With $2.4 trillion spent on healthcare annually, rising insurance premiums and the crippling expenses imposed on the tens of millions of Americans who don’t have insurance coverage, the Obama Administration introduced the Affordable Care Act (ACA) to tackle the fiscal deficit and provide better access to services. White House figures have been impressive, with claims that they’ve saved $10.7 billion since introducing the ACA.
In 2010, many seniors received $250 rebate checks to help cover the Medicaid “donut hole”, a gap in coverage that appears after a payout ceiling of $2,830. While the Obama Administration endeavors to close the gap entirely by 2014, the rebate is designed to alleviate the difficulties of one of society’s most vulnerable groups.
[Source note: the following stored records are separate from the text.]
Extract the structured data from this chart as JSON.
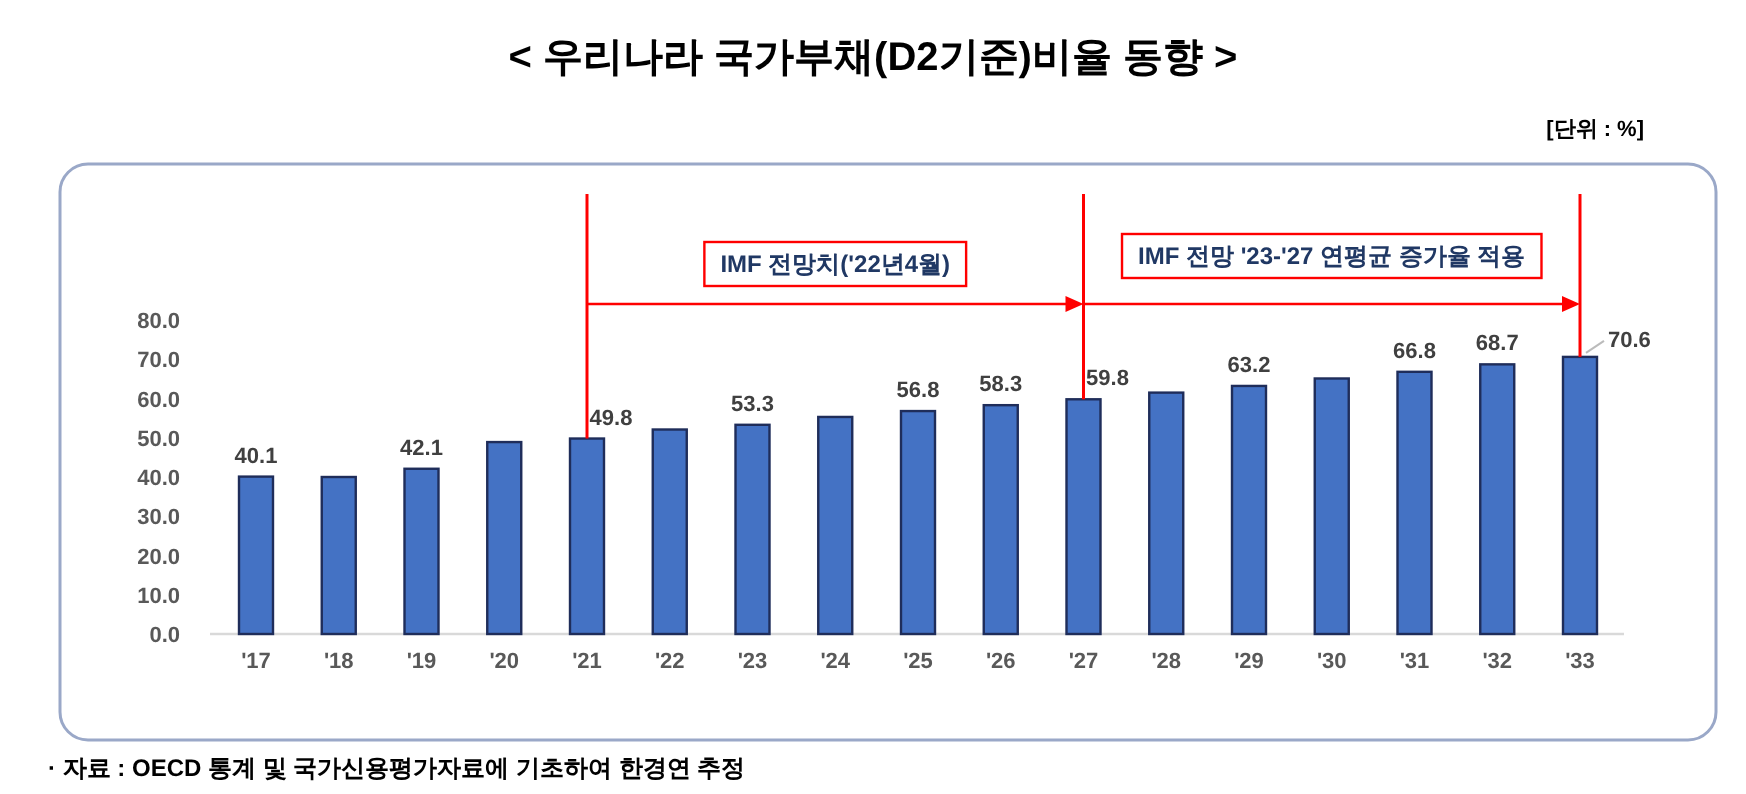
{
  "chart_data": {
    "type": "bar",
    "title": "< 우리나라 국가부채(D2기준)비율 동향 >",
    "categories": [
      "'17",
      "'18",
      "'19",
      "'20",
      "'21",
      "'22",
      "'23",
      "'24",
      "'25",
      "'26",
      "'27",
      "'28",
      "'29",
      "'30",
      "'31",
      "'32",
      "'33"
    ],
    "values": [
      40.1,
      40.0,
      42.1,
      48.9,
      49.8,
      52.1,
      53.3,
      55.3,
      56.8,
      58.3,
      59.8,
      61.5,
      63.2,
      65.1,
      66.8,
      68.7,
      70.6
    ],
    "value_labels": [
      "40.1",
      null,
      "42.1",
      null,
      "49.8",
      null,
      "53.3",
      null,
      "56.8",
      "58.3",
      "59.8",
      null,
      "63.2",
      null,
      "66.8",
      "68.7",
      "70.6"
    ],
    "color": "#4472c4",
    "ylim": [
      0,
      80
    ],
    "yticks": [
      {
        "value": 0,
        "label": "0.0"
      },
      {
        "value": 10,
        "label": "10.0"
      },
      {
        "value": 20,
        "label": "20.0"
      },
      {
        "value": 30,
        "label": "30.0"
      },
      {
        "value": 40,
        "label": "40.0"
      },
      {
        "value": 50,
        "label": "50.0"
      },
      {
        "value": 60,
        "label": "60.0"
      },
      {
        "value": 70,
        "label": "70.0"
      },
      {
        "value": 80,
        "label": "80.0"
      }
    ],
    "ref_lines": [
      {
        "axis": "x",
        "value": "'21",
        "color": "#ff0000"
      },
      {
        "axis": "x",
        "value": "'27",
        "color": "#ff0000"
      },
      {
        "axis": "x",
        "value": "'33",
        "color": "#ff0000"
      }
    ],
    "annotations": [
      "[단위 : %]",
      "· 자료 : OECD 통계 및 국가신용평가자료에 기초하여 한경연 추정",
      "IMF 전망치('22년4월)",
      "IMF 전망 '23-'27 연평균 증가율 적용"
    ]
  }
}
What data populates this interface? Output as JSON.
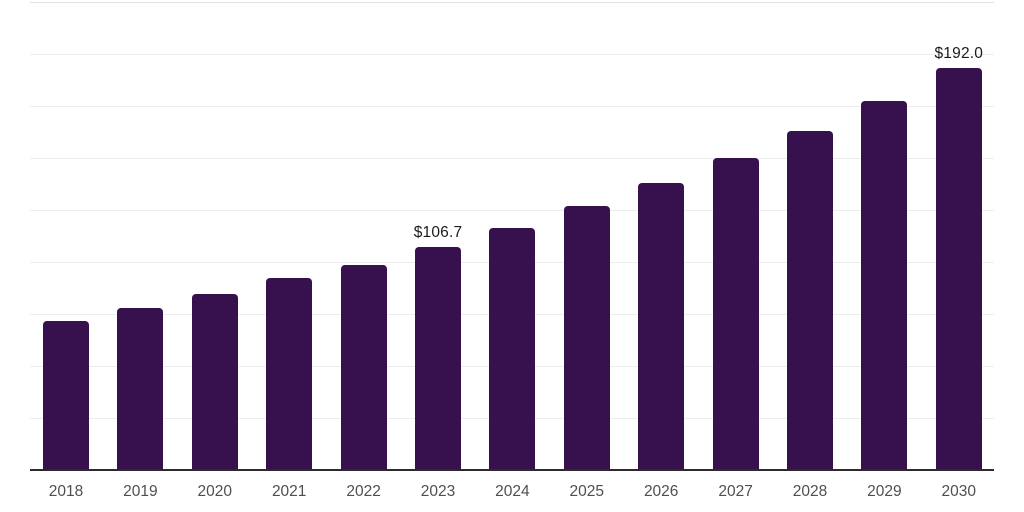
{
  "chart_data": {
    "type": "bar",
    "title": "",
    "xlabel": "",
    "ylabel": "",
    "categories": [
      "2018",
      "2019",
      "2020",
      "2021",
      "2022",
      "2023",
      "2024",
      "2025",
      "2026",
      "2027",
      "2028",
      "2029",
      "2030"
    ],
    "values": [
      71.0,
      77.6,
      84.0,
      91.5,
      98.0,
      106.7,
      115.8,
      126.0,
      137.1,
      149.0,
      162.0,
      176.3,
      192.0
    ],
    "data_labels": [
      "",
      "",
      "",
      "",
      "",
      "$106.7",
      "",
      "",
      "",
      "",
      "",
      "",
      "$192.0"
    ],
    "unit": "USD billions (inferred from $ labels)",
    "ylim": [
      0,
      225
    ],
    "grid_step": 25,
    "grid": true,
    "legend": false,
    "colors": {
      "bar": "#37104E",
      "axis_line": "#2b2b2b",
      "gridline": "#ececec",
      "gridline_top": "#e0e0e0",
      "tick_label": "#4f4f4f",
      "data_label": "#1b1b1b",
      "background": "#ffffff"
    }
  }
}
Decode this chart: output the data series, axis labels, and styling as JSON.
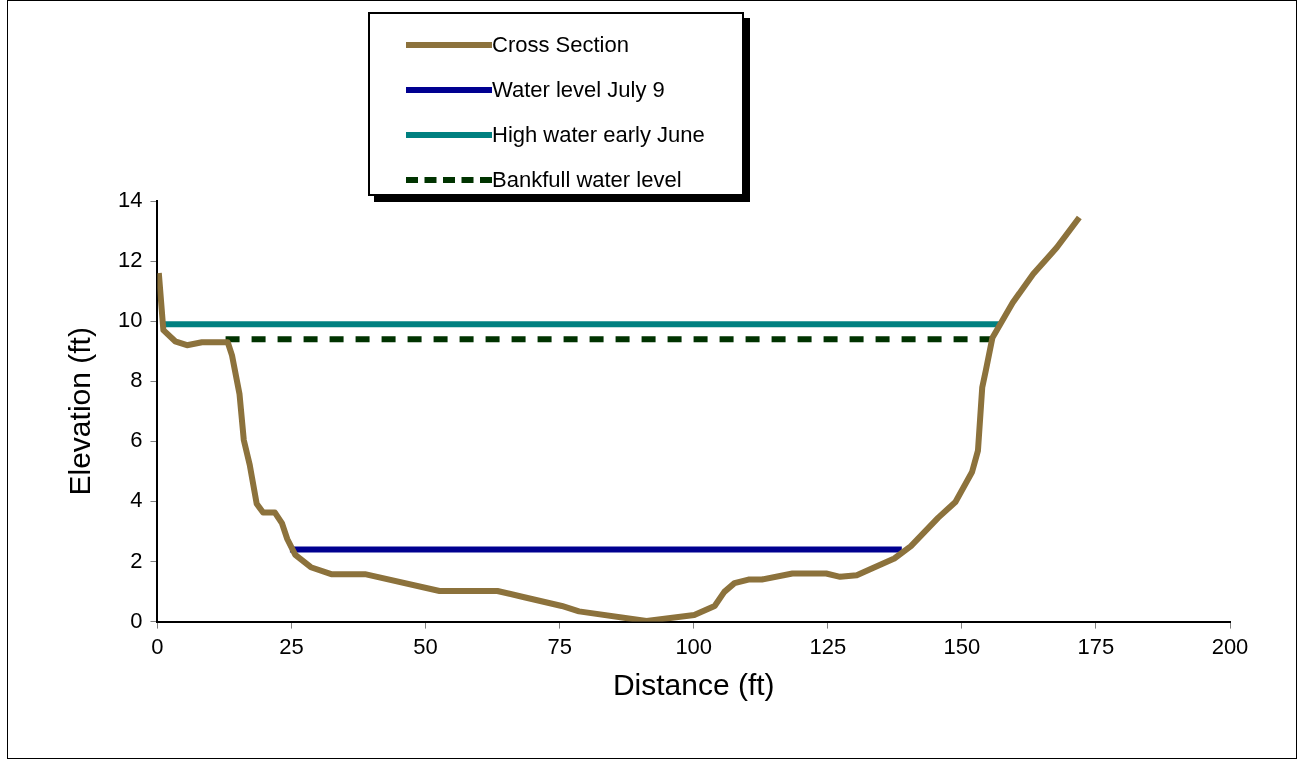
{
  "chart_data": {
    "type": "line",
    "xlabel": "Distance (ft)",
    "ylabel": "Elevation (ft)",
    "xlim": [
      0,
      200
    ],
    "xticks": [
      0,
      25,
      50,
      75,
      100,
      125,
      150,
      175,
      200
    ],
    "ylim": [
      0,
      14
    ],
    "yticks": [
      0,
      2,
      4,
      6,
      8,
      10,
      12,
      14
    ],
    "grid": false,
    "legend": "top",
    "marker": "none",
    "series": [
      {
        "name": "Cross Section",
        "color": "#8c723c",
        "line_style": "solid",
        "x": [
          0.25,
          1.1,
          3.3,
          5.5,
          8.3,
          13.1,
          13.9,
          15.3,
          16.1,
          17.2,
          18.5,
          19.7,
          21.9,
          23.2,
          24.2,
          25.7,
          28.6,
          32.4,
          38.7,
          52.6,
          63.4,
          68.4,
          75.4,
          78.6,
          91.2,
          100.1,
          103.9,
          105.7,
          107.6,
          110.2,
          112.7,
          118.4,
          124.7,
          127.3,
          130.4,
          133,
          137.4,
          140.5,
          145.6,
          148.8,
          151.9,
          153,
          153.8,
          154.5,
          155.7,
          159.5,
          163.3,
          167.7,
          171.9
        ],
        "values": [
          11.6,
          9.7,
          9.33,
          9.2,
          9.3,
          9.3,
          8.86,
          7.57,
          6.04,
          5.22,
          3.92,
          3.63,
          3.63,
          3.28,
          2.75,
          2.22,
          1.81,
          1.58,
          1.58,
          1.02,
          1.02,
          0.81,
          0.52,
          0.34,
          0.02,
          0.22,
          0.52,
          0.99,
          1.28,
          1.4,
          1.4,
          1.6,
          1.6,
          1.49,
          1.54,
          1.75,
          2.1,
          2.51,
          3.46,
          3.98,
          4.98,
          5.69,
          7.8,
          8.39,
          9.45,
          10.62,
          11.57,
          12.45,
          13.45
        ]
      },
      {
        "name": "Water level July 9",
        "color": "#000090",
        "line_style": "solid",
        "x": [
          24.7,
          138.8
        ],
        "values": [
          2.4,
          2.4
        ]
      },
      {
        "name": "High water early June",
        "color": "#008080",
        "line_style": "solid",
        "x": [
          1.3,
          157.3
        ],
        "values": [
          9.9,
          9.9
        ]
      },
      {
        "name": "Bankfull water level",
        "color": "#003300",
        "line_style": "dashed",
        "x": [
          12.7,
          155.4
        ],
        "values": [
          9.4,
          9.4
        ]
      }
    ]
  }
}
Coverage for those with pre-existing conditions soon followed, with free preventive care in place by 2011. The White House then announced that 2.5 million more Americans under the age of 26 had been successfully included in their parents’ policies.
Access to healthcare is a widely acknowledged issue, but the measures and ideology of the act have been contentious. Different sides in the debate, ranging from average citizens to those who have completed an online rnbsn program, have leveraged statistics, failures and successes to paint very different pictures. The challenge, then, is in knowing how to interpret the data, and where to look for it.
By 2012, two million more workers had insurance coverage after tax credits of up to 35% were offered to employers who contributed to their worker’s premiums. There are, however, over 30 million employees in America’s small businesses, and only 0.2% of those business not already providing adequate contributions to employee insurance coverage. The percentage of workers receiving coverage through the workplace has decreased from 67 – 56%, indicating that current improvements may be shortsighted.
Lack of support for the act has been something of a failure, even if measures are improving access for some groups. Imposing a federal review on price hikes and making insurance policies more inclusive have been the backbone of implementing the ACA, with $250 million set aside to fund effective rate review procedures implemented in 44 states. States don’t have the power to halt price hikes, however, and can only request greater transparency of the process. Conservative legislators have contested this as simply an extra layer of bureaucracy, and a report by Time claims that a bill has already been introduced in 39 states that will exempt them from some of the new laws.
The measures have been criticized for failing to address the key issue of the cost of medicines, which has risen at double the rate of inflation in recent years, while the number of people taking three or more prescription drugs doubled from 2007 – 2010. The number of people under 65 not receiving appropriate care due to cost rose from 10 – 14 % between 2001 and 2010, while the percentage not receiving prescription drugs rose from 7 – 11%. Despite better coverage for those with insurance, 35% of uninsured individuals did not receive medical care compared to only 7% of those with private coverage. The act also fails to address racial, ethnic and gender disparities in service provision. While the number of uninsured 19-25 year olds decreased from 34 – 28% in 2011, white adults are still twice as likely to receive healthcare as Hispanic adults.
As a long-term strategy, the success of the ACA will not be evident for some time to come, and it’s likely that long-term benefits will necessitate short-term sacrifices. In the meantime, analyzing its effectiveness relies on one’s ability to source relevant data and interpret it according to wide-reaching developments and trends in a number of fields.